Die deutsche Regierung war, so “Der Spiegel”, von Eichmanns Verhaftung völlig überrascht worden. In Bonn ging nun die Angst um, Aussagen im Prozess könnten westdeutsche Politiker oder Behörden belasten. Dies nicht von ungefähr. Hans Globke, von 1953 bis 1963 unter Konrad Adenauer Chef des Bundeskanzleramtes, war als Mitverfasser und Kommentator der Nürnberger Rassengesetze nur das prominenteste Beispiel für die Kontinuität von zahlreichen Karrieren, die im Nationalsozialismus begonnen und in der Bundesrepublik Deutschland ungebrochen fortgeführt worden waren.

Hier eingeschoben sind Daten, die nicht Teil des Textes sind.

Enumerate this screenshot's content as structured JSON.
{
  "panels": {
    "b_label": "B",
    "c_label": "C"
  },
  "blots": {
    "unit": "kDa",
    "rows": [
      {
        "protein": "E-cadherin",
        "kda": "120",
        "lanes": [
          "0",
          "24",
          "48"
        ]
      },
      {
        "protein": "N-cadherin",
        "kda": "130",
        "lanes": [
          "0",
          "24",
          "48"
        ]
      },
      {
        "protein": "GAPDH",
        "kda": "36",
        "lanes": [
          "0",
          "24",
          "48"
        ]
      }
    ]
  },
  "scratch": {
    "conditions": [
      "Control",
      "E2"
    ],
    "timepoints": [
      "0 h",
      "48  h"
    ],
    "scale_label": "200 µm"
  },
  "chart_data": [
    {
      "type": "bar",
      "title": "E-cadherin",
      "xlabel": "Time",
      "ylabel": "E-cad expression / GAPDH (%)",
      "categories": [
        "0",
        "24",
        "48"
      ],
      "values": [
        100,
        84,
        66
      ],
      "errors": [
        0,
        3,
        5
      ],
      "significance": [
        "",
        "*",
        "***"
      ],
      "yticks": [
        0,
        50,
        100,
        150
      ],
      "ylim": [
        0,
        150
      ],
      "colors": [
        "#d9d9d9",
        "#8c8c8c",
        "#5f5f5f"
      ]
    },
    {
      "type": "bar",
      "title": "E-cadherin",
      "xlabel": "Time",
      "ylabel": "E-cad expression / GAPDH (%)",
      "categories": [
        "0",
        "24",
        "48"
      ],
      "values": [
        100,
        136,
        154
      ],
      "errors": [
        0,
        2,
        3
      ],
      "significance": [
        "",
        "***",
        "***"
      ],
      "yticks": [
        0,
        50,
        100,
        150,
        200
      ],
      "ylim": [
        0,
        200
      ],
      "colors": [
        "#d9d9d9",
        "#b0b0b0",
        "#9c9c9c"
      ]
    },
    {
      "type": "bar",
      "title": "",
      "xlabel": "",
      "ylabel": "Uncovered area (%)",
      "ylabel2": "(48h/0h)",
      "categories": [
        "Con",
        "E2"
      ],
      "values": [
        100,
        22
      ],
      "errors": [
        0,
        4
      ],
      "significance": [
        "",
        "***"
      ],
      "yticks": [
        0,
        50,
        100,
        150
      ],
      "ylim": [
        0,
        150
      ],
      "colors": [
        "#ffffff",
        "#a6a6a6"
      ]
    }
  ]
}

“Der Spiegel”  sieht im Vogel-Einsatz als “Teil einer der heikelsten diplomatischen und geheimdienstlichen Operationen in der Geschichte der alten Bundesrepublik”. Vogel, der von Kanzler Adenauer persönlich nach Israel geschickt worden sei, habe alles daran gesetzt, dass die Anklage auf Eichmann beschränkt blieb und vor der Weltöffentlichkeit die Mittäterschaft vieler Deutschen thematisiert wurde. Vogel habe die israelischen Staatsanwälte mit entlastendem Material zu Globke gefüttert. Gemeinsam mit einem “Bild”-Journalisten habe er in Jerusalem sogar einem DDR-Anwalt Dokumente gestohlen, von denen er glaubte, sie könnten westdeutsche Politiker oder Beamte belasten.

Der Eichmann-Prozess wurde von einem US-Kamerateam gefilmt. Nahezu ausschließlich aus dem so entstandenen, umfangreichen verfügbaren Archivmaterial haben die Regisseure Eyal Sivan und Rony Brauman den zweistündigen Film “Ein Spezialist” gemacht, der bei den Berliner Filmfestspielen 1999 im Wettbewerb gezeigt wurde und jetzt auf realeyz.tv zu sehen ist.

In Israel hat “Ein Spezialist”  heftige Kontroversen ausgelöst. Wie die Zeitung “Haaretz” berichtet, wirft eine Untersuchung der Hebrew University in Jerusalem dem weltweit erfolgreichen Film in Teilen unzulässige filmische Techniken und Methoden vor, um eine bestimmte Interpretation des Eichmann-Prozesses zu unterstützen. Für mich bleibt “Ein Spezialist” auch nach erneutem Sehen ein eindrucksvolles und verstörendes Zeitdokument.